原文 · 未翻译
Turing Award winner Richard Sutton says pure generative AI can't do real science
Turing Award winner Richard Sutton argues that ordinary generative AI lacks a key ability for scientific discovery: it can't evaluate and develop its own results.
Large language models, image generators, and video models learn from massive amounts of examples and produce outputs that resemble them. According to Sutton, when these outputs are good, it's usually thanks to the source material: the texts, images, or data the model learned from. When the outputs are truly novel, they go beyond that material. For factual queries, that's called hallucination.
Sutton illustrates his critique with an old researcher's joke: "This work is both novel and good. Unfortunately, the parts that are good are not novel, and the parts that are novel are not good." That diagnosis fits large parts of today's generative AI, Sutton says. It can mimic useful things or randomly produce new things, but it can't tell on its own which new ideas are actually good.
Sutton doesn't deny that generative AI can be useful for summaries, research, assistants, or entertainment. Novelty often isn't even the goal: a summary shouldn't invent new facts, and research shouldn't sneak in extra claims. "Generative AI can be extremely useful, even when it just mimics, if it is faster, or cheaper, or smaller, or more customizable, or more copy-able, than the thing being mimicked," Sutton says.
Imitation falls short for science
In Sutton's view, this boundary matters most for science in general, where the point isn't to reproduce what's already known but to discover new things, test them, and turn them into lasting knowledge.
Sutton describes genuine discovery as a three-step process: variation, evaluation, and selective retention. A system has to generate different options, test them, and keep using the approaches that work. Sutton says this principle exists in evolution, in the scientific method, in planning, in search, and in reinforcement learning.
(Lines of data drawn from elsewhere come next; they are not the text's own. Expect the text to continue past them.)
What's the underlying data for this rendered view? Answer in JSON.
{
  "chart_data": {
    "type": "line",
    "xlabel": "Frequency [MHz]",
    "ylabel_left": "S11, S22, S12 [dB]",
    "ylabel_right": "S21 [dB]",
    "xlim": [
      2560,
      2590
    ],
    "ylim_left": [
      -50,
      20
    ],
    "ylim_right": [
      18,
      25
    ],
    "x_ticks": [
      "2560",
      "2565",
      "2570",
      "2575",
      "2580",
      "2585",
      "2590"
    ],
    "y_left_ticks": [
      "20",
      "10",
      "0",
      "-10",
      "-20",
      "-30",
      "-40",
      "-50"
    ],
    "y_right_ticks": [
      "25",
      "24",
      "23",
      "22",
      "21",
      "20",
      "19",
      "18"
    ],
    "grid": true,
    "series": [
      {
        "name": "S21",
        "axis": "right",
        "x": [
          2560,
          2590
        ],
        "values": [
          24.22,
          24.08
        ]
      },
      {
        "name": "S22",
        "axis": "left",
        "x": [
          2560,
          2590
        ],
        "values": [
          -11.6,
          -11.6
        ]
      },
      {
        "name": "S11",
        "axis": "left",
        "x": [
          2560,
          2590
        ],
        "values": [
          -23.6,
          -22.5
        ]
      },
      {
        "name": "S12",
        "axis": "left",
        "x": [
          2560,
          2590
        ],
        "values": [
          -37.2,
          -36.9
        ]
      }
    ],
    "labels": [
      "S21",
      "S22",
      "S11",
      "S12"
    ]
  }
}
What pure generative AI lacks most is evaluation. Language and image models do generate different variants. But without testing, there's no selection of the best and no discovery. "The novelty flickers into existence, but if its value is unrecognized, it flickers away and is lost," Sutton says.
Evaluation can come from humans, for example, when users pick the best image from several AI-generated options. But it can also come from a clear goal: a checkmate, a formally valid proof, a successful program run, or a high reward in a simulated environment. Only that kind of feedback turns mere generation into a search and discovery process.
AlphaGo, AlphaFold, and Claude Code show the difference
Sutton says some AI systems that go beyond pure generative AI are already "capable of true creativity and true discovery." He points to examples like AlphaGo with its famous move 37, AlphaZero with its unique chess style, AlphaFold in protein structure prediction, AlphaProof in math, Claude Code in programming, and GT-Sophy in simulated racing.